Un buque que desafía la tradición naval.
Rusia presentó un submarino nuclear que puede lanzar hipersónicos
El Perm, de la clase Yasen-M, incorpora misiles Zircon capaces de alcanzar velocidades supersónicas. La Armada rusa espera sumar más de 20 unidades antes de 2026.
Un cambio de paradigma en la guerra submarina
El Perm, un submarino nuclear de la familia Yasen-M, se presenta como una unidad multipropósito que desafía las normas tradicionales. A diferencia de los submarinos estratégicos que lanzan misiles balísticos intercontinentales, este buque está diseñado para combinar sigilo, operaciones antisubmarinas y ataque a flotas enemigas. Su principal novedad es la integración de misiles hipersónicos Zircon, una tecnología que eleva su capacidad de ataque al límite. La Armada rusa sostiene que el Perm nace preparado para usar estos misiles como parte de su configuración estándar, un salto que podría cambiar la dinámica de las fuerzas submarinas.
El desafío de los hipersónicos en el mar
Los misiles Zircon, que ya habían sido probados en suerte de prueba desde el submarino Severodvinsk, ahora se convierten en un elemento central del diseño del Perm. Su velocidad, superior a Mach 8, permite atacar objetivos con precisión y dificultar la defensa. Sin embargo, la incorporación de esta tecnología no es tan sencilla. Los sistemas de navegación y los recursos energéticos del submarino deben adaptarse, lo que requiere un diseño altamente especializado. La Armada rusa destaca que el Perm no solo lleva los Zircon como armamento, sino que los incluye en su operación rutinaria, un enfoque que podría marcar una diferencia en la guerra moderna.
El comandante en jefe de la Armada rusa, Aleksandr Moiséyev, aseguró que el Perm se incorporará al arsenal de las fuerzas submarinas del Pacífico antes de fin de año. Aunque no hay un plazo exacto, se espera que la construcción de más de 20 unidades de este tipo se complete antes de 2026. Este volumen de producción sugiere que el Perm no es un proyecto puntual, sino parte de una estrategia a largo plazo para modernizar las fuerzas navales. La incorporación de los Zircon eleva el perfil del submarino como una herramienta de poder proyectado, capaz de actuar tanto en aguas cercanas como en operaciones de alcance global.

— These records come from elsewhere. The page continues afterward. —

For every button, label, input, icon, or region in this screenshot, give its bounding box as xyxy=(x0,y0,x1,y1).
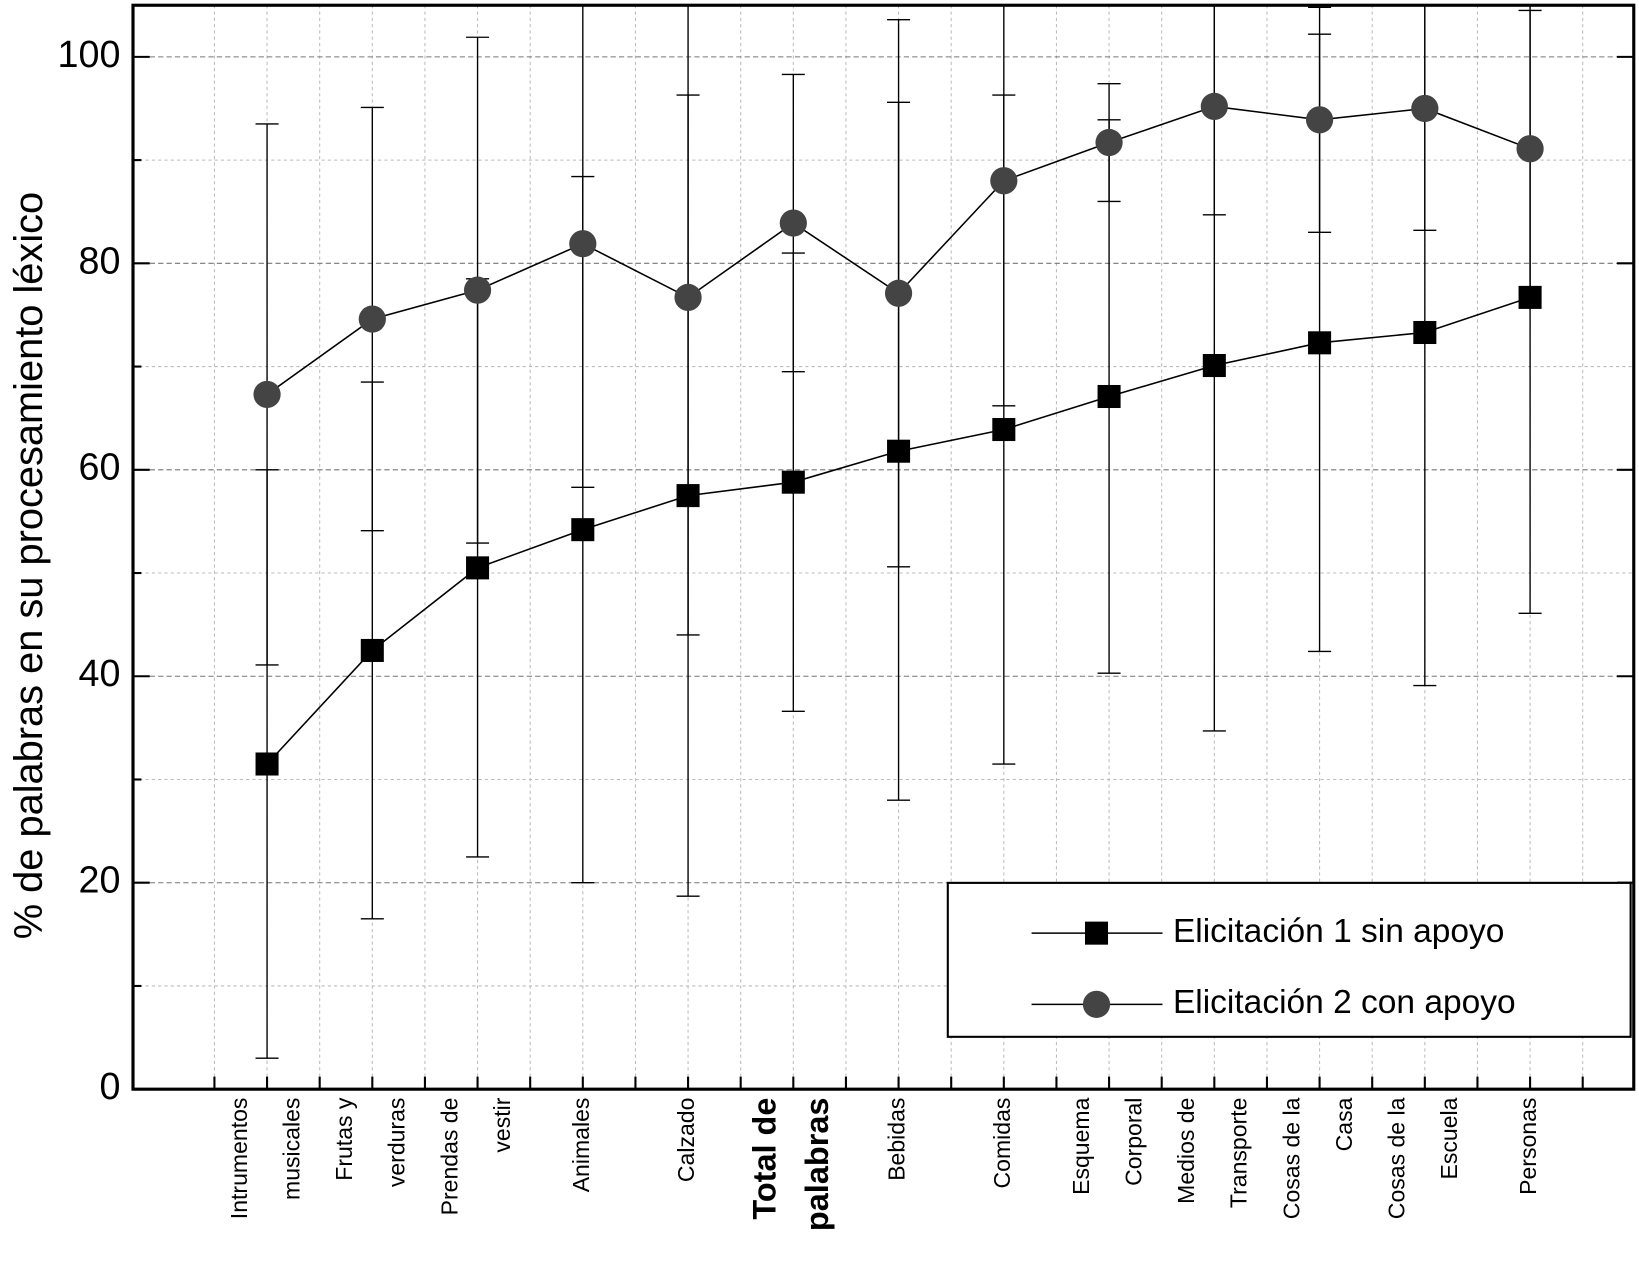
x-tick-label: Corporal xyxy=(1120,1098,1146,1186)
y-tick-label: 80 xyxy=(79,239,121,281)
legend-box xyxy=(946,881,1632,1038)
marker xyxy=(779,209,807,237)
marker xyxy=(569,230,597,258)
marker xyxy=(1305,106,1334,134)
x-tick-label: musicales xyxy=(278,1098,304,1200)
x-tick-label: verduras xyxy=(384,1098,410,1188)
legend-marker xyxy=(1084,921,1109,945)
marker xyxy=(358,305,386,333)
x-tick-label: Transporte xyxy=(1226,1098,1252,1209)
marker xyxy=(571,518,595,542)
y-tick-label: 100 xyxy=(58,33,121,75)
x-tick-label: Comidas xyxy=(989,1098,1015,1189)
marker xyxy=(884,279,913,307)
marker xyxy=(255,752,279,776)
legend-label: Elicitación 2 con apoyo xyxy=(1173,984,1516,1021)
legend-label: Elicitación 1 sin apoyo xyxy=(1173,913,1504,950)
marker xyxy=(1518,285,1542,309)
marker xyxy=(463,276,492,304)
y-tick-label: 40 xyxy=(79,652,121,694)
x-tick-label: Cosas de la xyxy=(1278,1097,1304,1219)
marker xyxy=(1097,384,1121,409)
x-tick-label: Cosas de la xyxy=(1384,1097,1410,1219)
x-tick-label: Medios de xyxy=(1173,1098,1199,1204)
x-tick-label: Bebidas xyxy=(884,1098,910,1181)
marker xyxy=(1308,331,1332,355)
x-tick-label: palabras xyxy=(799,1098,835,1232)
y-tick-label: 0 xyxy=(99,1065,120,1107)
y-tick-label: 60 xyxy=(79,446,121,488)
x-tick-label: Calzado xyxy=(673,1098,699,1183)
x-tick-label: Esquema xyxy=(1068,1097,1094,1194)
marker xyxy=(781,470,805,494)
x-tick-label: vestir xyxy=(489,1097,515,1152)
marker xyxy=(674,283,702,312)
marker xyxy=(1516,135,1544,163)
x-tick-label: Casa xyxy=(1331,1097,1357,1151)
legend-marker xyxy=(1082,990,1111,1018)
marker xyxy=(360,638,384,662)
marker xyxy=(992,418,1016,442)
y-axis-label: % de palabras en su procesamiento léxico xyxy=(7,192,51,939)
plot-area xyxy=(253,5,1544,1059)
x-tick-label: Intrumentos xyxy=(226,1098,252,1220)
y-tick-label: 20 xyxy=(79,859,121,901)
x-tick-label: Total de xyxy=(747,1098,783,1220)
marker xyxy=(1413,320,1437,345)
x-tick-label: Escuela xyxy=(1436,1097,1462,1179)
marker xyxy=(990,167,1018,195)
x-tick-label: Prendas de xyxy=(436,1098,462,1216)
marker xyxy=(1411,94,1439,123)
marker xyxy=(466,556,490,580)
x-tick-label: Frutas y xyxy=(331,1097,357,1181)
plot-frame xyxy=(131,3,1636,1091)
marker xyxy=(1200,92,1228,121)
x-tick-label: Personas xyxy=(1515,1098,1541,1195)
marker xyxy=(1202,354,1226,378)
x-tick-label: Animales xyxy=(568,1098,594,1193)
marker xyxy=(1095,128,1123,157)
marker xyxy=(253,380,281,409)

La integración de misiles hipersónicos en submarinos nucleares representa un avance significativo en la guerra moderna. El Perm, si se cumple su entrada en servicio, podría ser un ejemplo de cómo las tecnologías de alta velocidad y precisión están redefiniendo el escenario naval. Aunque la Armada rusa aún no ha confirmado detalles operativos, el enfoque en la combinación de sigilo y potencia armada sugiere que el proyecto tiene implicaciones estratégicas importantes. La fecha prevista para el final de 2023 podría marcar el inicio de una nueva era en la confrontación submarina.